Going into the merits of the case, we do not, however, think that the lower court committed any error, or much less abused its discretion, in issuing the order complained of requiring the petitioners to surrender the owner's duplicate certificate of title for the annotation of the deed of sale in favor of respondent Ignacio Seton. Registration is a mere ministerial act by which a deed, contract or instrument is sought to be inscribed in the records of the Office of the Register of Deeds and annotated at the back of the certificate of title covering the land subject of the deed, contract or instrument. Its purpose is to give notice thereof to all persons (sec. 51, Act No. 496) and does not declare that the recorded instrument is a valid and subsisting interest in the land. This is so because the effect or validdty of the instrument can only be determined in an ordinary case before the courts, not before a court acting merely as a registration court which has no jurisdiction over the same. (Agricultural Credit Cooperative Association of Hinigaran vs. Yusal, 107 Phil., 791.) In other words, registration only operates as a notice of the deed, contract or instrument to others, but neither adds to its validity nor convert an invalid instrument into a valid one between the parties. In the case of Gurbax Singh Pabla & Co. et al. vs. Reyes, et al., (92 Phil., 177; 48 Off. Gaz. 4365), this Court had occasion to rule that "The supposed invalidity of the contracts of lease is no valid objection to their registration, because invalidity is no proof of their nonexistence or a valid excuse for denying their registration * * * . If the purpose of registration is merely to give notice, then questions regarding the effects or invalidity of instruments are expected to be decided after, not before, registration. It must follow as a necessary consequence that registration must first be allowed, and validity or effect litigated afterwards. (See also Register of Deeds of Manila vs. Tinoco Vda. de Cruz, 95 Phil., 818; 53 Off. Gaz., 2804; Samanilla vs. Cajucom et al., 107 Phil., 432; 57 Off. Gaz.  5876.)
In the case at bar, it will be noted that all that respondent Ignacio demands or prays for is the surrender of the owner's duplicate of the original certificate of title so that the contract of sale in his favor affecting a portion of the land covered by the title may be annotated thereon.

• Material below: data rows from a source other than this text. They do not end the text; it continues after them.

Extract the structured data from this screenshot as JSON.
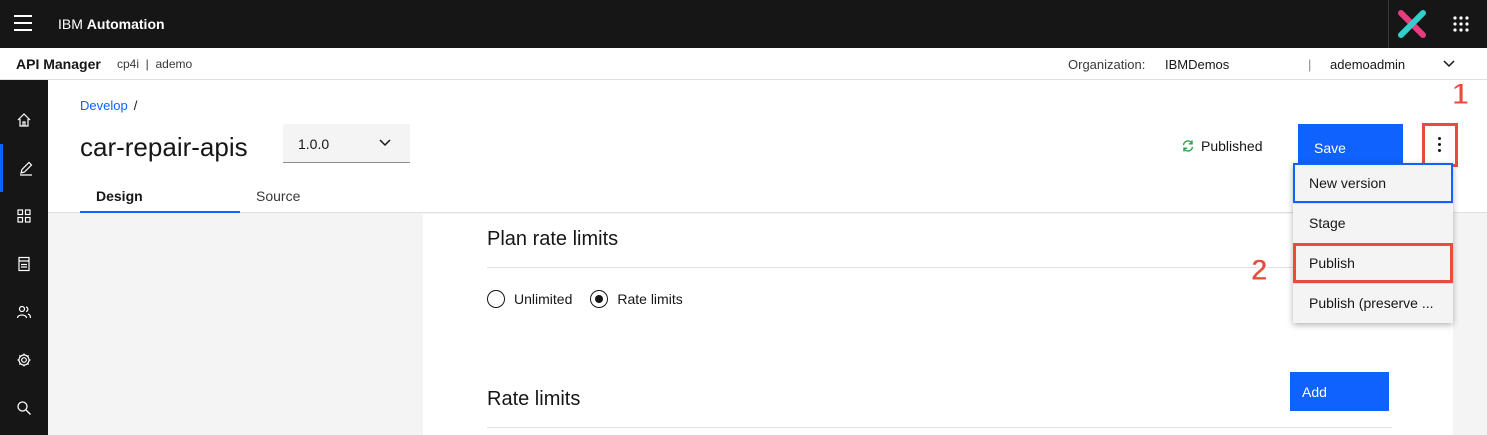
{
  "topbar": {
    "brand_prefix": "IBM",
    "brand_name": "Automation"
  },
  "subbar": {
    "app_name": "API Manager",
    "context": "cp4i  |  ademo",
    "org_label": "Organization:",
    "org_value": "IBMDemos",
    "separator": "|",
    "user": "ademoadmin"
  },
  "leftnav": [
    "home-icon",
    "edit-icon",
    "apps-icon",
    "catalog-icon",
    "members-icon",
    "settings-icon",
    "search-icon"
  ],
  "header": {
    "breadcrumb_link": "Develop",
    "breadcrumb_sep": "/",
    "title": "car-repair-apis",
    "version": "1.0.0",
    "status": "Published",
    "save_label": "Save",
    "tabs": [
      {
        "label": "Design"
      },
      {
        "label": "Source"
      }
    ]
  },
  "content": {
    "plan_rate_limits_title": "Plan rate limits",
    "radio_unlimited": "Unlimited",
    "radio_rate_limits": "Rate limits",
    "selected": "Rate limits",
    "rate_limits_title": "Rate limits",
    "add_label": "Add"
  },
  "menu": {
    "items": [
      {
        "label": "New version"
      },
      {
        "label": "Stage"
      },
      {
        "label": "Publish"
      },
      {
        "label": "Publish (preserve ..."
      }
    ]
  },
  "annotations": {
    "one": "1",
    "two": "2"
  },
  "colors": {
    "primary": "#0f62fe",
    "annotation": "#e74c3c",
    "shell": "#161616",
    "published": "#24a148"
  }
}
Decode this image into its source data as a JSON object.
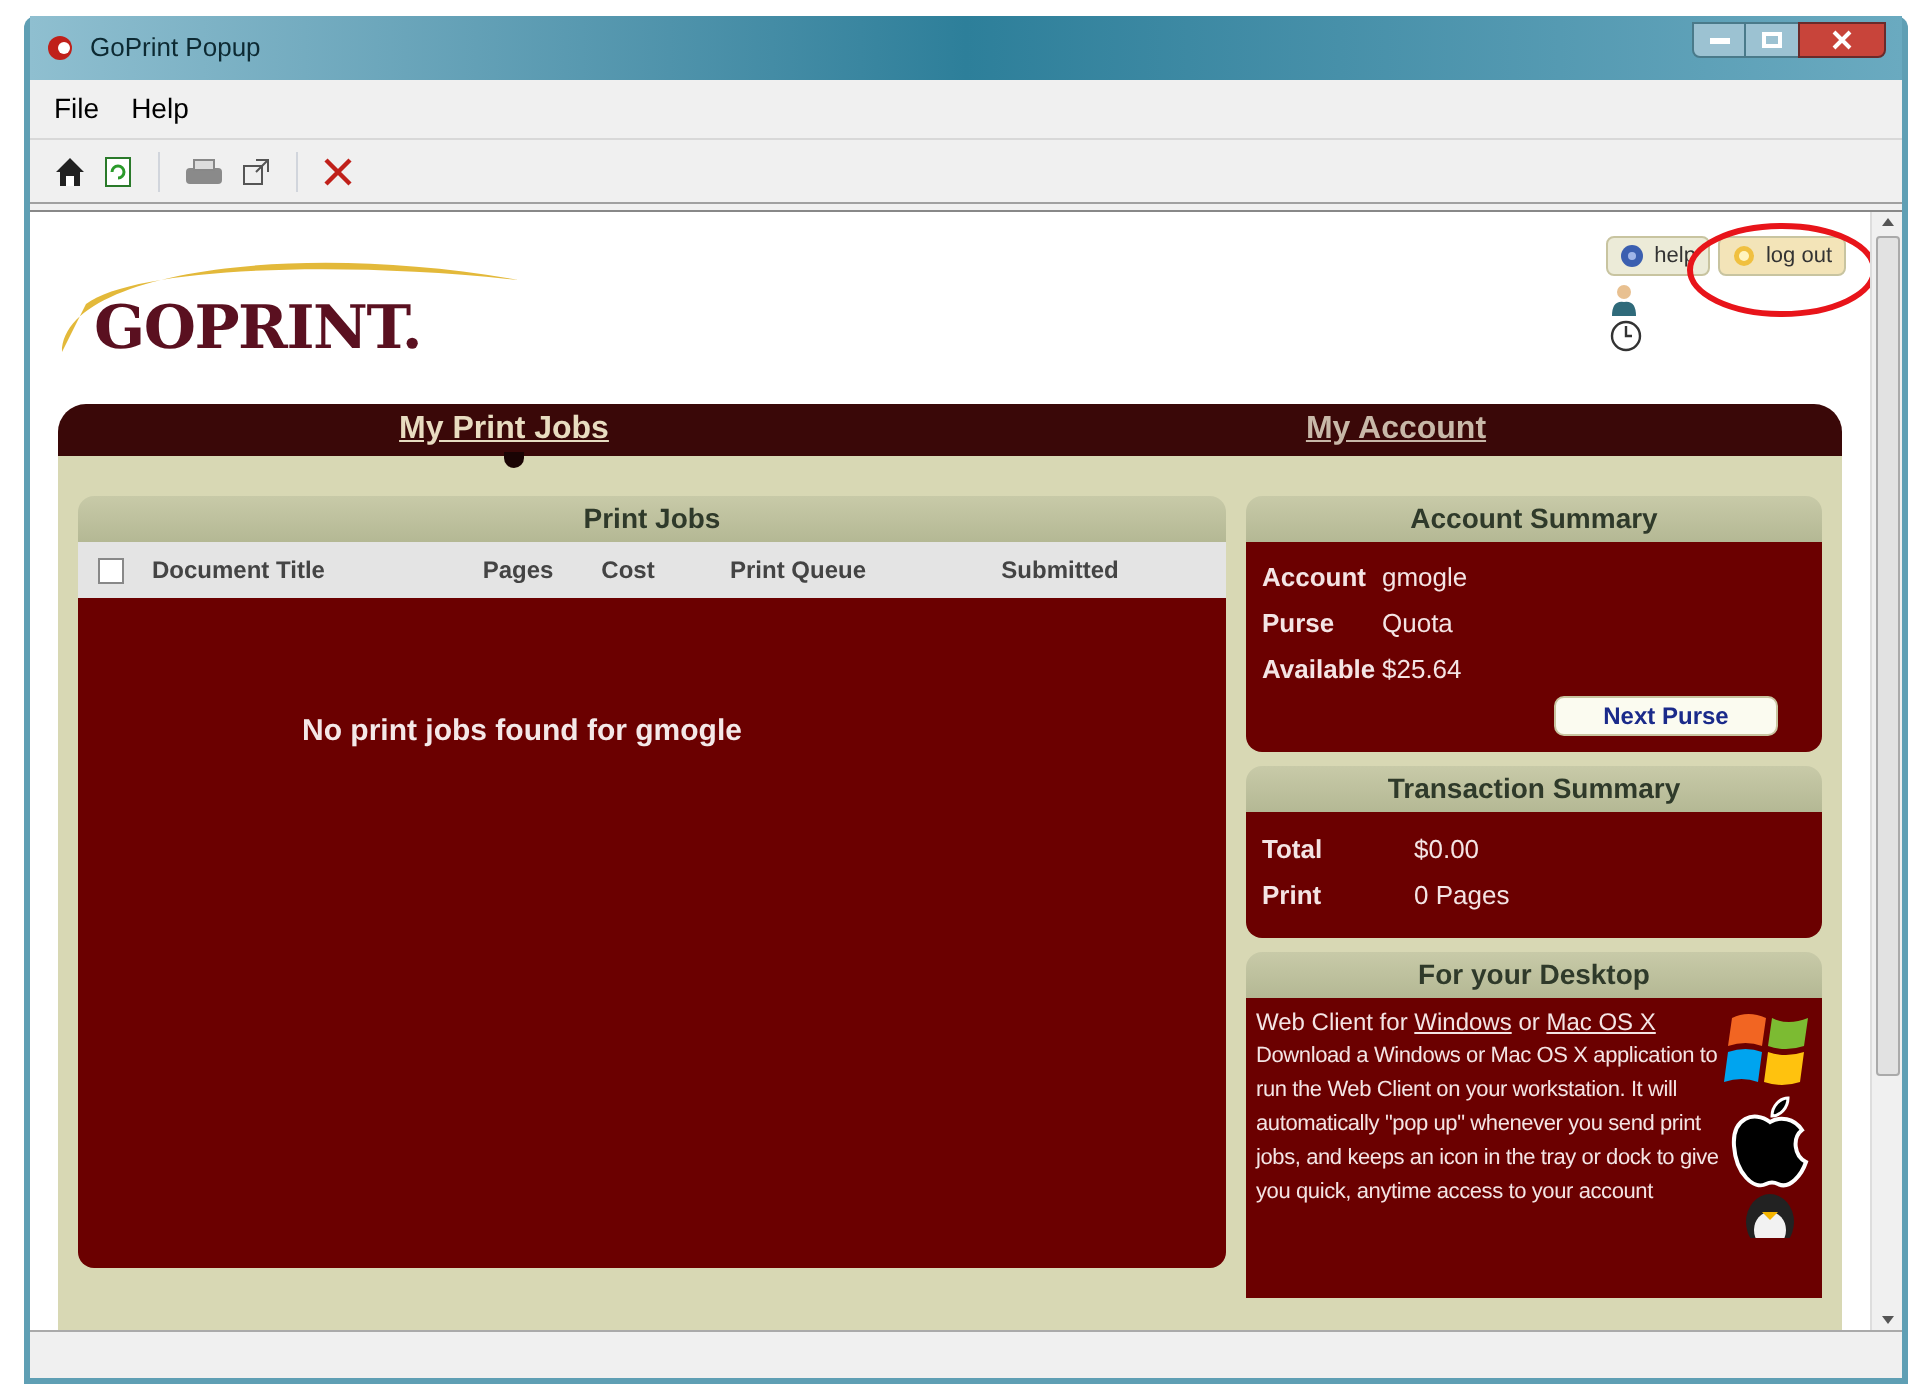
{
  "window": {
    "title": "GoPrint Popup"
  },
  "menu": [
    "File",
    "Help"
  ],
  "toolbar": [
    {
      "kind": "home"
    },
    {
      "kind": "refresh"
    },
    {
      "kind": "separator"
    },
    {
      "kind": "printer"
    },
    {
      "kind": "external"
    },
    {
      "kind": "separator"
    },
    {
      "kind": "close"
    }
  ],
  "logo": {
    "text": "GOPRINT."
  },
  "header_buttons": [
    {
      "label": "help",
      "kind": "help",
      "highlighted": false
    },
    {
      "label": "log out",
      "kind": "logout",
      "highlighted": true
    }
  ],
  "tabs": [
    {
      "label": "My Print Jobs",
      "selected": true
    },
    {
      "label": "My Account",
      "selected": false
    }
  ],
  "print_jobs": {
    "title": "Print Jobs",
    "select_all": {
      "checked": false
    },
    "columns": [
      "Document Title",
      "Pages",
      "Cost",
      "Print Queue",
      "Submitted"
    ],
    "empty_message": "No print jobs found for gmogle"
  },
  "account_summary": {
    "title": "Account Summary",
    "rows": [
      {
        "label": "Account",
        "value": "gmogle"
      },
      {
        "label": "Purse",
        "value": "Quota"
      },
      {
        "label": "Available",
        "value": "$25.64"
      }
    ],
    "button": "Next Purse"
  },
  "transaction_summary": {
    "title": "Transaction Summary",
    "rows": [
      {
        "label": "Total",
        "value": "$0.00"
      },
      {
        "label": "Print",
        "value": "0 Pages"
      }
    ]
  },
  "desktop": {
    "title": "For your Desktop",
    "intro": "Web Client for",
    "link_1": "Windows",
    "joiner": "or",
    "link_2": "Mac OS X",
    "text": "Download a Windows or Mac OS X application to run the Web Client on your workstation. It will automatically \"pop up\" whenever you send print jobs, and keeps an icon in the tray or dock to give you quick, anytime access to your account"
  }
}
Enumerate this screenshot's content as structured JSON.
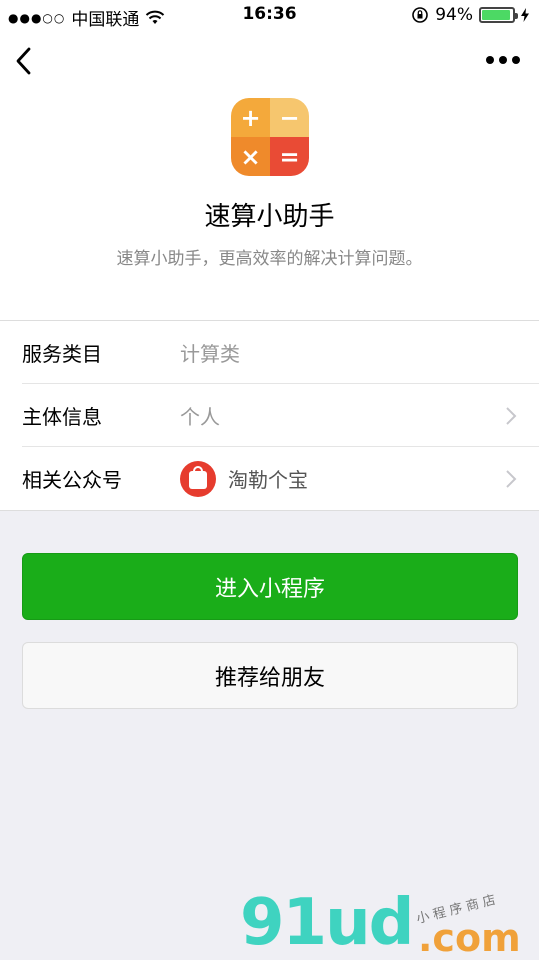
{
  "status_bar": {
    "signal": "●●●○○",
    "carrier": "中国联通",
    "time": "16:36",
    "battery_percent": "94%",
    "battery_level": 0.94
  },
  "app": {
    "name": "速算小助手",
    "description": "速算小助手，更高效率的解决计算问题。",
    "icon_symbols": [
      "+",
      "−",
      "×",
      "="
    ],
    "icon_colors": [
      "#f4a93b",
      "#f6c66e",
      "#ef8a2b",
      "#e94b35"
    ]
  },
  "info": {
    "category": {
      "label": "服务类目",
      "value": "计算类"
    },
    "subject": {
      "label": "主体信息",
      "value": "个人"
    },
    "account": {
      "label": "相关公众号",
      "value": "淘勒个宝"
    }
  },
  "buttons": {
    "enter": "进入小程序",
    "share": "推荐给朋友"
  },
  "watermark": {
    "logo_text": "91ud",
    "domain": ".com",
    "tagline": "小程序商店"
  },
  "colors": {
    "primary_green": "#1aad19",
    "background": "#efeff4"
  }
}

Following the ruling in the cases above cited, the pendency of the partition proceedings instituted by the respondent Ignacio Seton against his father's co-heirs, wherein the validity of the sale of the latter's share to him is in issue, does not preclude said Ignacio Seton from requesting that said sale be registered at the back of the certificate of title covering the land. Both cases may proceed independently of each other. Where the claim or sale is adjudged to be invalid, its annotation may be cancelled and if found by the court to be frivolous or vexatious the court may tax the adverse claimant double or treble costs in its discretion. (Register of Deeds of Manila vs. Tinoco Vda. de Cruz, supra.)
Wherefore, the order complained of is affirmed, and the preliminary injunction heretofore issued dissolved. With costs against the petitioners.
Bengzon, Bautista Angelo, Labrador, Concepcion, Reyes, J.B.L., Barrera, Paredes, and Dizon, JJ., concur.
 Subsequently denied in an order dated September 26, 1959.